Hewitt, Martin (2012) Preaching from the platform: popular religious lecturing and the challenge of churching the masses. In: Oxford Handbook of the British Sermon, 1689-1901. Oxford Handbooks in Religion and Theology . Oxford University Press, London, UK, pp. 79-96. ISBN 978-0-19-958359-1

This essay explores the determining characteristics of the nineteenth century sermon by examining its most significant liminality: the religious address or lecture. It offers a general history of the religious lecture through the nineteenth century, with emphases on particular moments, such as the Sunday lectures controversies of the later 1850s, revivalism in the 1870s and the settlement and mission hall movements of the 1880s and 1890s which proved decisive in its evolution. The careers of a number of prominent popular religious lecturers – George Dawson, Hugh Stowell Brown, Thomas Cooper, Arthur Mursell, William Morley Punshon, Peter Mackenzie, Charles Leach, Guy Mark Pearse – are utilised along with material which attempts to offer a sense of the breadth of the century’s religious lecturing culture, to explore a number of questions. What particular possibilities was the religious lecture seen to offer as against the sermon, and what do these tell us about attitudes to the sermon itself. Who were the religious lecturers? How did they take advantage of these greater freedoms?
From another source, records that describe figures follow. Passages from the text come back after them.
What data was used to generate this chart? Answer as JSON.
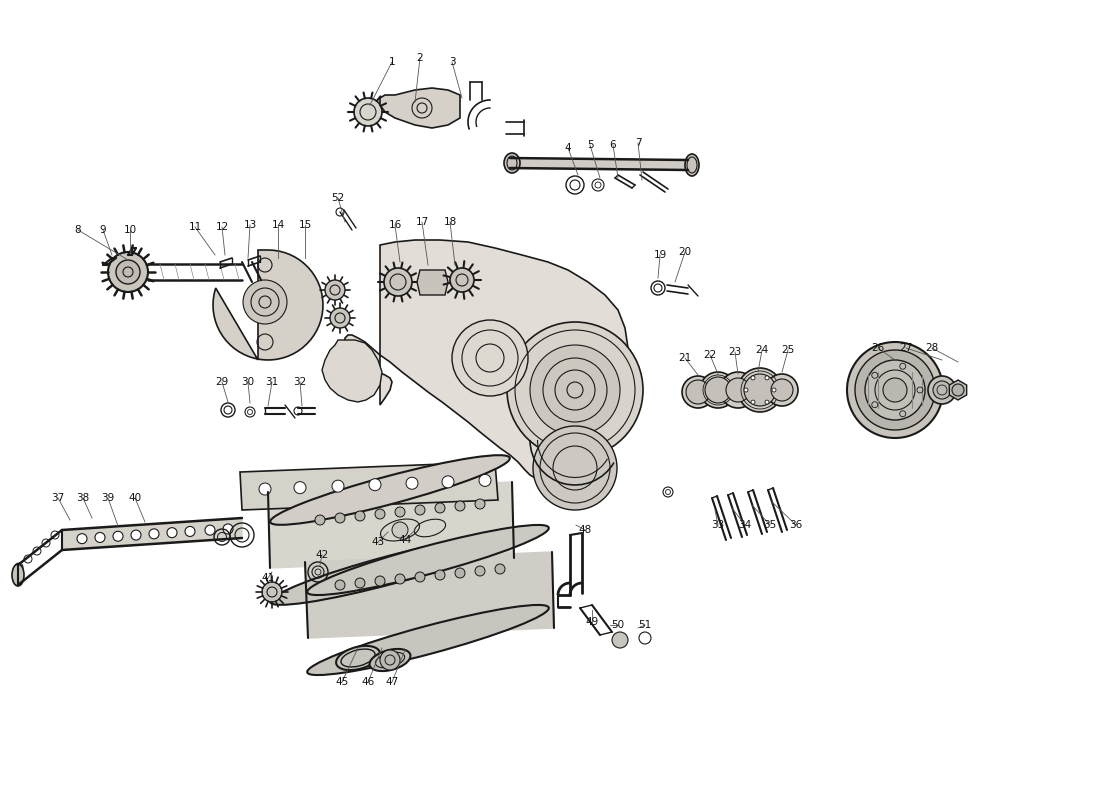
{
  "bg_color": "#ffffff",
  "line_color": "#1a1a1a",
  "figsize": [
    11.0,
    8.0
  ],
  "dpi": 100,
  "part_labels": [
    [
      "1",
      392,
      62
    ],
    [
      "2",
      420,
      58
    ],
    [
      "3",
      452,
      62
    ],
    [
      "4",
      568,
      148
    ],
    [
      "5",
      590,
      145
    ],
    [
      "6",
      613,
      145
    ],
    [
      "7",
      638,
      143
    ],
    [
      "8",
      78,
      230
    ],
    [
      "9",
      103,
      230
    ],
    [
      "10",
      130,
      230
    ],
    [
      "11",
      195,
      227
    ],
    [
      "12",
      222,
      227
    ],
    [
      "13",
      250,
      225
    ],
    [
      "14",
      278,
      225
    ],
    [
      "15",
      305,
      225
    ],
    [
      "16",
      395,
      225
    ],
    [
      "17",
      422,
      222
    ],
    [
      "18",
      450,
      222
    ],
    [
      "19",
      660,
      255
    ],
    [
      "20",
      685,
      252
    ],
    [
      "21",
      685,
      358
    ],
    [
      "22",
      710,
      355
    ],
    [
      "23",
      735,
      352
    ],
    [
      "24",
      762,
      350
    ],
    [
      "25",
      788,
      350
    ],
    [
      "26",
      878,
      348
    ],
    [
      "27",
      906,
      348
    ],
    [
      "28",
      932,
      348
    ],
    [
      "29",
      222,
      382
    ],
    [
      "30",
      248,
      382
    ],
    [
      "31",
      272,
      382
    ],
    [
      "32",
      300,
      382
    ],
    [
      "33",
      718,
      525
    ],
    [
      "34",
      745,
      525
    ],
    [
      "35",
      770,
      525
    ],
    [
      "36",
      796,
      525
    ],
    [
      "37",
      58,
      498
    ],
    [
      "38",
      83,
      498
    ],
    [
      "39",
      108,
      498
    ],
    [
      "40",
      135,
      498
    ],
    [
      "41",
      268,
      578
    ],
    [
      "42",
      322,
      555
    ],
    [
      "43",
      378,
      542
    ],
    [
      "44",
      405,
      540
    ],
    [
      "45",
      342,
      682
    ],
    [
      "46",
      368,
      682
    ],
    [
      "47",
      392,
      682
    ],
    [
      "48",
      585,
      530
    ],
    [
      "49",
      592,
      622
    ],
    [
      "50",
      618,
      625
    ],
    [
      "51",
      645,
      625
    ],
    [
      "52",
      338,
      198
    ]
  ]
}
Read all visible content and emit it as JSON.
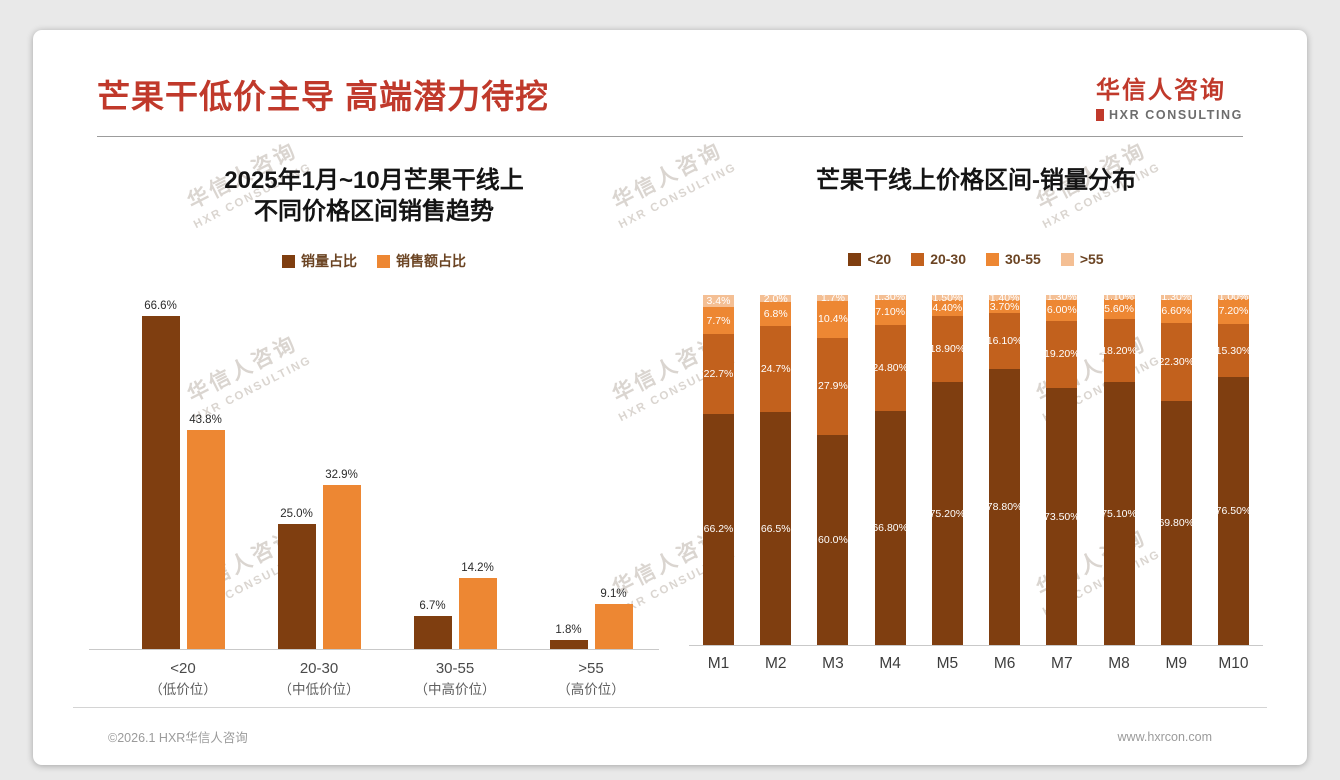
{
  "slide": {
    "title": "芒果干低价主导 高端潜力待挖",
    "logo": {
      "cn": "华信人咨询",
      "en": "HXR CONSULTING"
    },
    "watermark": {
      "line1": "华信人咨询",
      "line2": "HXR CONSULTING",
      "tile_count": 9
    },
    "footer": {
      "copyright": "©2026.1 HXR华信人咨询",
      "website": "www.hxrcon.com"
    }
  },
  "colors": {
    "accent_red": "#c0392b",
    "dark_brown": "#7f3e10",
    "mid_brown": "#c2611d",
    "orange": "#ed8733",
    "light_peach": "#f4bf94",
    "axis_line": "#c9c9c9"
  },
  "chart_data": [
    {
      "type": "bar",
      "title_lines": [
        "2025年1月~10月芒果干线上",
        "不同价格区间销售趋势"
      ],
      "title": "2025年1月~10月芒果干线上不同价格区间销售趋势",
      "legend_position": "top",
      "grid": false,
      "ylim": [
        0,
        70
      ],
      "value_suffix": "%",
      "categories": [
        [
          "<20",
          "（低价位）"
        ],
        [
          "20-30",
          "（中低价位）"
        ],
        [
          "30-55",
          "（中高价位）"
        ],
        [
          ">55",
          "（高价位）"
        ]
      ],
      "series": [
        {
          "name": "销量占比",
          "color": "#7f3e10",
          "values": [
            66.6,
            25.0,
            6.7,
            1.8
          ],
          "labels": [
            "66.6%",
            "25.0%",
            "6.7%",
            "1.8%"
          ]
        },
        {
          "name": "销售额占比",
          "color": "#ed8733",
          "values": [
            43.8,
            32.9,
            14.2,
            9.1
          ],
          "labels": [
            "43.8%",
            "32.9%",
            "14.2%",
            "9.1%"
          ]
        }
      ]
    },
    {
      "type": "stacked-bar-100",
      "title": "芒果干线上价格区间-销量分布",
      "legend_position": "top",
      "grid": false,
      "ylim": [
        0,
        100
      ],
      "value_suffix": "%",
      "categories": [
        "M1",
        "M2",
        "M3",
        "M4",
        "M5",
        "M6",
        "M7",
        "M8",
        "M9",
        "M10"
      ],
      "series": [
        {
          "name": "<20",
          "color": "#7f3e10",
          "values": [
            66.2,
            66.5,
            60.0,
            66.8,
            75.2,
            78.8,
            73.5,
            75.1,
            69.8,
            76.5
          ],
          "labels": [
            "66.2%",
            "66.5%",
            "60.0%",
            "66.80%",
            "75.20%",
            "78.80%",
            "73.50%",
            "75.10%",
            "69.80%",
            "76.50%"
          ]
        },
        {
          "name": "20-30",
          "color": "#c2611d",
          "values": [
            22.7,
            24.7,
            27.9,
            24.8,
            18.9,
            16.1,
            19.2,
            18.2,
            22.3,
            15.3
          ],
          "labels": [
            "22.7%",
            "24.7%",
            "27.9%",
            "24.80%",
            "18.90%",
            "16.10%",
            "19.20%",
            "18.20%",
            "22.30%",
            "15.30%"
          ]
        },
        {
          "name": "30-55",
          "color": "#ed8733",
          "values": [
            7.7,
            6.8,
            10.4,
            7.1,
            4.4,
            3.7,
            6.0,
            5.6,
            6.6,
            7.2
          ],
          "labels": [
            "7.7%",
            "6.8%",
            "10.4%",
            "7.10%",
            "4.40%",
            "3.70%",
            "6.00%",
            "5.60%",
            "6.60%",
            "7.20%"
          ]
        },
        {
          "name": ">55",
          "color": "#f4bf94",
          "values": [
            3.4,
            2.0,
            1.7,
            1.3,
            1.5,
            1.4,
            1.3,
            1.1,
            1.3,
            1.0
          ],
          "labels": [
            "3.4%",
            "2.0%",
            "1.7%",
            "1.30%",
            "1.50%",
            "1.40%",
            "1.30%",
            "1.10%",
            "1.30%",
            "1.00%"
          ]
        }
      ]
    }
  ]
}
Were there any uniting features – of context, form, content, delivery or response – which would enable us to describe common or widely shared characteristics of the religious lecture? In what ways and to what extent did religious lecturing succeed where the traditional forms of organised religion had not? Did they reach the unchurched masses or merely sustain the enthusiasms of the ‘converted’?